Il 2014, hanno scritto in molti, sarà un anno di grandi sfide. Il business della marijuana, ad esempio, è ancora rischioso. Il motto di chi vuole investire capitali nella cannabis è “don’t touch the leaf”, non toccare la foglia. Significa evitare di investire nella coltivazione e nella vendita diretta della marijuana, perché non c’è ancora fiducia che la legislazione rimanga liberale. Ma il business dell’indotto e dei prodotti legati al consumo della marijuana ha già cominciato ad attirare uomini d’affari che normalmente bazzicano Wall Street. Come ha detto Brendan Kennedy, ex manager di una società di investimenti che ora dirige un piccolo fondo di investimento che si occupa di start-up legate all’indotto della marijuana: «Quando tutti cercano l’oro è un buon momento per entrare nel business delle pale e dei picconi».

Le cose sembrano destinate a proseguire su questa strada. Nel gennaio del 2014, i lobbysti della legalizzazione si sono improvvisamente trovati ad avere un alleato straordinario quando, durante un’intervista al settimanale New Yorker, il presidente degli Stati Uniti Barack Obama ha dichiarato che la marijuana è meno pericolosa dell’alcol. In risposta a questa intervista, il 13 febbraio, 17 parlamentari americani hanno chiesto ad Obama di rimuovere la marijuana dalle lista di droghe di primo livello, quella che include l’eroina e le metamfetamine (ma non la cocaina).

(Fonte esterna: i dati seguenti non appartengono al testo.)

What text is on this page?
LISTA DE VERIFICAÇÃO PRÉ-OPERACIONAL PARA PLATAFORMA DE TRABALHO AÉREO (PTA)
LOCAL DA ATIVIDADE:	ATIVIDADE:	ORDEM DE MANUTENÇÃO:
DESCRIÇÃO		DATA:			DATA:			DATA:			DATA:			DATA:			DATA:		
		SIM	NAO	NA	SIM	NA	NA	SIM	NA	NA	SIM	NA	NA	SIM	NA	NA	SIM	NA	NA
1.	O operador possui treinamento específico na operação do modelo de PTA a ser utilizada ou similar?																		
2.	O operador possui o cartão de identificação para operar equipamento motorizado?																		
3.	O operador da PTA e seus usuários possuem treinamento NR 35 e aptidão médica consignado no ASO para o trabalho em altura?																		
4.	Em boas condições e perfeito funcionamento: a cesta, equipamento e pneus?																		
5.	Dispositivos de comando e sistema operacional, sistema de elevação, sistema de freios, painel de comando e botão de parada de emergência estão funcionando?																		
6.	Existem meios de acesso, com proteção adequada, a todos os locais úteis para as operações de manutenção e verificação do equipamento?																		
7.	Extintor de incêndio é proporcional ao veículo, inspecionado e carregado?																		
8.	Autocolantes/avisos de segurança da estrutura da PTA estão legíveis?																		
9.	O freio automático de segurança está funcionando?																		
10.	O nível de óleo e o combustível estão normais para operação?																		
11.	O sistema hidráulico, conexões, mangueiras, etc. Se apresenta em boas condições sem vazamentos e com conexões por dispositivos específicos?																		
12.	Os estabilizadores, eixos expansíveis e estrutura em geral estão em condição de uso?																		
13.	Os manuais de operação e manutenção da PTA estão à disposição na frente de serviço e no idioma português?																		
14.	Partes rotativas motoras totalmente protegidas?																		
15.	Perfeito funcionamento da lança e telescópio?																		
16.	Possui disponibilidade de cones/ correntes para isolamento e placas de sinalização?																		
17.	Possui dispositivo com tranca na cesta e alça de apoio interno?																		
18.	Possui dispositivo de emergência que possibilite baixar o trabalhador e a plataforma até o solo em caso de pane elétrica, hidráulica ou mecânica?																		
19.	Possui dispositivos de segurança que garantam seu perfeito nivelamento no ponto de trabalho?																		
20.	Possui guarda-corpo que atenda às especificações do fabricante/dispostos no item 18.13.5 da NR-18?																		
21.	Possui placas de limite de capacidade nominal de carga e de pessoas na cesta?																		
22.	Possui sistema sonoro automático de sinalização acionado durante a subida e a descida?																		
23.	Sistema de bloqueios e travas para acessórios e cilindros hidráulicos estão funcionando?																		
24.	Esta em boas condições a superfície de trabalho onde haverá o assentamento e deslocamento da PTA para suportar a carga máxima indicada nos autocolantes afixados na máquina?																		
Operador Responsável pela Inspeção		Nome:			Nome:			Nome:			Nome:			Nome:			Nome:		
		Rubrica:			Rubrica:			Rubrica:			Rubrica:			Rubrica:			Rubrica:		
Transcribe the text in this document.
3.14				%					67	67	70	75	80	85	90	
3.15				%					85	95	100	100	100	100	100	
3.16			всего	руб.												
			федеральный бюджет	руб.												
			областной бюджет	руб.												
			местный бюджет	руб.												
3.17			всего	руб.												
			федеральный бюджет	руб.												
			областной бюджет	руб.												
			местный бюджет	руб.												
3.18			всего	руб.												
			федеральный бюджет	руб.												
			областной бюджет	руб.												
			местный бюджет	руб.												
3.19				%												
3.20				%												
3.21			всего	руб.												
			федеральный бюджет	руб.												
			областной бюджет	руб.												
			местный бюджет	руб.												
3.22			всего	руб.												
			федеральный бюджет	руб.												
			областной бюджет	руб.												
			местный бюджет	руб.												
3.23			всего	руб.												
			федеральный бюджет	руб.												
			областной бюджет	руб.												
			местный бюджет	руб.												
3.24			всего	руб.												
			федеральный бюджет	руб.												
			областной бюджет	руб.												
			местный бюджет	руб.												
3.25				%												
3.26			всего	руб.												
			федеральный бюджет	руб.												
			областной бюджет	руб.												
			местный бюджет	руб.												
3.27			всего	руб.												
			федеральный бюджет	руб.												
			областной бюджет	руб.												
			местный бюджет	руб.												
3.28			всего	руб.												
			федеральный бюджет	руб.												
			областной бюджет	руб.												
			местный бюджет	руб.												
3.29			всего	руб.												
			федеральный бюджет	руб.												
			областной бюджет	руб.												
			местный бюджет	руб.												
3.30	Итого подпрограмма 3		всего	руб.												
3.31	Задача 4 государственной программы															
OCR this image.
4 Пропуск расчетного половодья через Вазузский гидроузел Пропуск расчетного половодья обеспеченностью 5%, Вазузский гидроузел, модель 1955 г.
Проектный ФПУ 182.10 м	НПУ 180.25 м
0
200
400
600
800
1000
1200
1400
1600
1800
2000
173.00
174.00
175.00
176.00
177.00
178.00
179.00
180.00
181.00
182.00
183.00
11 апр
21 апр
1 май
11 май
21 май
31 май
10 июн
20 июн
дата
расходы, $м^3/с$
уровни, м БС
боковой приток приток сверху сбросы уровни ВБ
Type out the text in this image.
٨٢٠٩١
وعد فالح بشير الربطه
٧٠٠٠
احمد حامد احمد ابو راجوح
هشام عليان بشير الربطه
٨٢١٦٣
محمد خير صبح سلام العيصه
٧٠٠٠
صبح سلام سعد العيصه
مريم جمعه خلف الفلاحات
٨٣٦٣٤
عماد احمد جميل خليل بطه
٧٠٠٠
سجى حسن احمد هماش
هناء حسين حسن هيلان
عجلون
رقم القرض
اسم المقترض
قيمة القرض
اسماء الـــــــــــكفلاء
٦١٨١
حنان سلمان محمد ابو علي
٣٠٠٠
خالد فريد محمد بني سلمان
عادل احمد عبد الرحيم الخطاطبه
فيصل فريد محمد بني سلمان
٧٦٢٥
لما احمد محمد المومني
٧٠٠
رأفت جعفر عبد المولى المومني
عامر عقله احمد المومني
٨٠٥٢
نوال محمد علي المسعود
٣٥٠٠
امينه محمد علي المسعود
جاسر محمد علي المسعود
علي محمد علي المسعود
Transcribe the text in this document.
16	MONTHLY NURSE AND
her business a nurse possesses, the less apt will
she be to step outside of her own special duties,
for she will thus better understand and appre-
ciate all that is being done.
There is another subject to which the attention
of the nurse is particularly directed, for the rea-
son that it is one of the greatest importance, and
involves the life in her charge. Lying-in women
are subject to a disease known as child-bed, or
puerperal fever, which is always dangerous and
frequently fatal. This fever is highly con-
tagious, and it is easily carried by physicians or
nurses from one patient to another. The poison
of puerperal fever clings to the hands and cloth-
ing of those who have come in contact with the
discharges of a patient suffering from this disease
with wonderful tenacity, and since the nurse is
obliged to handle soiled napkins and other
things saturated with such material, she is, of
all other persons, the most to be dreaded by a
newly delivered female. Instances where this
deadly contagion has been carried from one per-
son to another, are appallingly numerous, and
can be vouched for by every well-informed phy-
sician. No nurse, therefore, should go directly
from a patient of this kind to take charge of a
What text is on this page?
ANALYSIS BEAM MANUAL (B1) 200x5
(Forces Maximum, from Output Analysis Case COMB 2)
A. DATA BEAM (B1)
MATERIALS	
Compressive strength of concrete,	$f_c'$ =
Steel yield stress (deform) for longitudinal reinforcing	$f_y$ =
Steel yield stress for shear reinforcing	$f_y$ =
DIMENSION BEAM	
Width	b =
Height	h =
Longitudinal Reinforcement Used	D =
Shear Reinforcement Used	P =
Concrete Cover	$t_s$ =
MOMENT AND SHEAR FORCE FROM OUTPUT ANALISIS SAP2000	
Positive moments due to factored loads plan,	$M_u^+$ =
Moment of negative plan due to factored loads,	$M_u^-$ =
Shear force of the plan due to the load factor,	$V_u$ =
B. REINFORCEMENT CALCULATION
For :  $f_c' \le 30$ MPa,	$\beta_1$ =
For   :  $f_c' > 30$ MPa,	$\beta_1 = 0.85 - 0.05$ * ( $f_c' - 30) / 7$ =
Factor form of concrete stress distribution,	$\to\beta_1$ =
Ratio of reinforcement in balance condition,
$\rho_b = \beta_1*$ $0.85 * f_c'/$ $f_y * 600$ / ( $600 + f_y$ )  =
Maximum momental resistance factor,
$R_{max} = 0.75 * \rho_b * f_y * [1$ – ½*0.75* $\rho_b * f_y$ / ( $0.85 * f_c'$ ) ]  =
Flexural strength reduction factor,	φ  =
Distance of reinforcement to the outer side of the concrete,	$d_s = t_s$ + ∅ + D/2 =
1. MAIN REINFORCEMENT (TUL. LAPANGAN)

Fino a qualche anno fa l’Italia sembrava saldamente avviata sul cammino opposto a quello intrapreso dagli Stati Uniti. Nel 2006 è entrata in vigore la cosiddetta Fini-Giovanardi, una legge che eliminava la distinzione tra droghe leggere e pesanti e, più in generale, inaspriva le pene per il possesso e lo spaccio di marijuana. Le cose, però, sembra che stiano cambiando anche da noi. All’inizio del 2014 la Corte Costituzionale ha dichiarato decaduta la Fini-Giovanardi. La legge venne approvata con un decreto legge, ma, secondo la corte, senza i requisiti di necessità e urgenza necessari per questo tipo di procedura. Il problema, quindi, era la forma e non la sostanza. Nonostante questo le proteste dei proibizionisti sono state piuttosto flebili e sembra improbabile che l’attuale governo tenti di ripristinarla seguendo la procedura corretta. Il fronte favorevole alla legalizzazione, invece, ha preso coraggio dopo la sentenza. Alcune voci isolate dalla Lega Nord (un partito normalmente di “legge ed ordine”) hanno chiesto una liberalizzazione, così come ha fatto pochi giorni dopo Nichi Vendola, segretario di SEL. Il 20 febbraio l’oncologo Umberto Veronesi ha firmato un appello per la liberalizzazione sul quotidiano la Repubblica, suscitando un certo dibattito. Sembra improbabile al momento che si possa andare molto oltre. Una delle componenti essenziali dell’attuale maggioranza, il Nuovo Centro Destra, ha criticato le parole di Veronesi e lo stesso presidente del Consiglio, Matteo Renzi, è piuttosto tiepido sul fronte della legalizzazione. La timidezza, però, non sembra essere giustificata: le ragioni mediche sembrano poche, di certo non ce ne sono di fiscali o finanziarie (anzi) e - come vedremo tra poco - sembra di poter dire che non ci siano nemmeno motivi elettorali.

 

Cosa sappiamo della marijuana

In Italia il dibattito sulla liberalizzazione/legalizzazione della marijuana è piuttosto anemico e soltanto negli ultimi mesi esponenti politici di primo piano hanno affrontato l’argomento. Negli Stati Uniti, invece, si parla molto di marijuana. La cannabis è un argomento dei talk show del mattino e quasi tutti i comici, i politici e i commentatori hanno un’opinione in materia e non la nascondono al pubblico. Una delle affermazioni che i “proibizionisti” fanno più spesso in questi dibattiti è che non conosciamo ancora abbastanza bene la marijuana per poterla legalizzare con sicurezza. Molti scienziati, però, non sono d’accordo con questa affermazione. Nel gennaio 2014, sulla rivista Salon, l’attivista ed esperto Paul Armentano faceva notare che sul database PubMed Central, gestito dal governo americano, sono pubblicati più di 20 mila studi sugli effetti della marijuana. Per fare un paragone, su un analgesico come l’idrocone (alla base del Vicodin del Dr. House), che si vende con ricetta in farmacia, sono pubblicati appena 600 studi. Sul paracetamolo, uno dei più diffusi analgesici al mondo, gli studi sono poco meno di 12 mila. Gli studi sulla marijuana sono aumentati notevolmente negli ultimi anni. Diecimila studi sono stati pubblicati soltanto negli ultimi 5 anni, 1.600 dei quali soltanto nel 2013.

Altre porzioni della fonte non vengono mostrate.